Privatizing Public Procurement
Alaska’s pilot program to privatize state procurement has set the stage to conduct contracting activities for Maintenance, Repair and Operations (MRO) and general services for two targeted agencies and other state functionalities. The recently awarded contract went to a newly formed limited liability corporation (LLC). Procurement positions in the affected areas were eliminated at a purported cost savings of millions in personnel reductions.
Actually, it happened quickly, with little resistance. The Alaska State Legislature was looking for ways to cure its serious budget deficit and decided it could save money by eliminating personnel from the payroll. They quickly targeted procurement because there wasn’t anything on the record that demonstrated procurement’s value to the state. Nor did the record reveal much of anything that the private sector couldn’t do better, faster, and cheaper.
In merely 10 days, the empowered clueless passed legislation establishing the pilot program to privatize all procurement in selected agencies for a period of up to three years. Interestingly, the legislation also exempted the successful private contractor from complying with the state’s procurement code.
The state legislation spelled out a plan to evaluate and assess current procurement activity in the designated areas to be privatized, develop a formal, sealed Request for Proposal (RFP) to obtain competition, conduct a feasibility study after receipt of proposals, and then decide whether or not to privatize.

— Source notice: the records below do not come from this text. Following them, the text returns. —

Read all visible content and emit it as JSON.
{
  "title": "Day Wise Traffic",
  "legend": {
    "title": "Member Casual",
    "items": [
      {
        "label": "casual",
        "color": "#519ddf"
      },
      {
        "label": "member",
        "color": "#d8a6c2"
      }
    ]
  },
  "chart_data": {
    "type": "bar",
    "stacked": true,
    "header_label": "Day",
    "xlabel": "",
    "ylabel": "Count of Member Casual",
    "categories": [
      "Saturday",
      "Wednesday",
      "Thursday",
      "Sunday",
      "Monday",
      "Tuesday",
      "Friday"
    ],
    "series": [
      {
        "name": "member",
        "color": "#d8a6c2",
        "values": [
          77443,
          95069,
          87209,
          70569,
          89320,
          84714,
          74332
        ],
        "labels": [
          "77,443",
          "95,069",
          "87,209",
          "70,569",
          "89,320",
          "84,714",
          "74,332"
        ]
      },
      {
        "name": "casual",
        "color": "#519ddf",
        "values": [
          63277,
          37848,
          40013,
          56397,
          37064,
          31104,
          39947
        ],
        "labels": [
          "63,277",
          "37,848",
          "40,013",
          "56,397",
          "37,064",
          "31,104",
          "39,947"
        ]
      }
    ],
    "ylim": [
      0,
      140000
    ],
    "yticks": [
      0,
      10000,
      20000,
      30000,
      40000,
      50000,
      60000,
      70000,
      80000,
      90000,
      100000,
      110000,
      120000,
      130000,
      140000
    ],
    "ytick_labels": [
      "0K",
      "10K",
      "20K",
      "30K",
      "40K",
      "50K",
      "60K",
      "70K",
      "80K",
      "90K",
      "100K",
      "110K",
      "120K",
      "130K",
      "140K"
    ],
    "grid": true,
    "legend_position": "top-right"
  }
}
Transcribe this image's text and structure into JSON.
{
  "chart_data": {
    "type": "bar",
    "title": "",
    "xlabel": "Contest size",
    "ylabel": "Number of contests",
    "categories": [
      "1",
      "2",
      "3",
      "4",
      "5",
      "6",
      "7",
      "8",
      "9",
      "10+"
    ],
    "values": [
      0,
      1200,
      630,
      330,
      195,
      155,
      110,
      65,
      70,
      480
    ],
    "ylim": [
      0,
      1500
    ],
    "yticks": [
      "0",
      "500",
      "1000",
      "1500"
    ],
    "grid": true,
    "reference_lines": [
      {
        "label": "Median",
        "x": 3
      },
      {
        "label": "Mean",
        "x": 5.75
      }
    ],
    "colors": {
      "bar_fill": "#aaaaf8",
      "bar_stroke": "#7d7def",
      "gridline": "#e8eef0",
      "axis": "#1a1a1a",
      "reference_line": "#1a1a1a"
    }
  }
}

Also of interest was the use of the latest political buzzword, “globalization,” in the legislation.
The state procurement office then issued an informal RFP to contract with a “reputable” third party to perform the initial assessment of purchasing activity. Neither the National Institute of Governmental Purchasing (NIGP) nor the National Association of State Procurement Officers (NASPO) were asked to participate, even though Alaska’s state procurement director is a member of both professional organizations.
A single response was received from a company in Tucson, AZ. The assessment contract was awarded without any apparent investigation or justification, which is standard practice when only one proposal is received.
I personally participated in a three-hour telephonic, pre-proposal conference and commented on several of the proposed conditions of the RFP for privatization. Of particular interest was the state’s intent to award federally funded construction and professional contracting activity to a contractor who would be exempted from the procurement law. The state had not checked on that with the Feds. Subsequently, that procurement activity was removed from the RFP.
In light of the “globalization” term used in the legislation, I was also concerned that only Alaska-based businesses would be considered for award. That condition was not removed from the RFP.
The privatization RFP was issued and after eight addenda and three months, two proposals were received, with only one accepted as responsive. After a letter of intent to award was issued, the worker’s union representing the displaced employees was given one month to submit a “counter proposal” at their expense. That, apparently, is the “feasibility study” portion of the legislation. I think the outcome is a foregone conclusion.
Editor’s Note: Beau Grant, CPPO, is a master instructor for the National Institute of Governmental Purchasing (NIGP) and president of Beau-Geste Enterprises.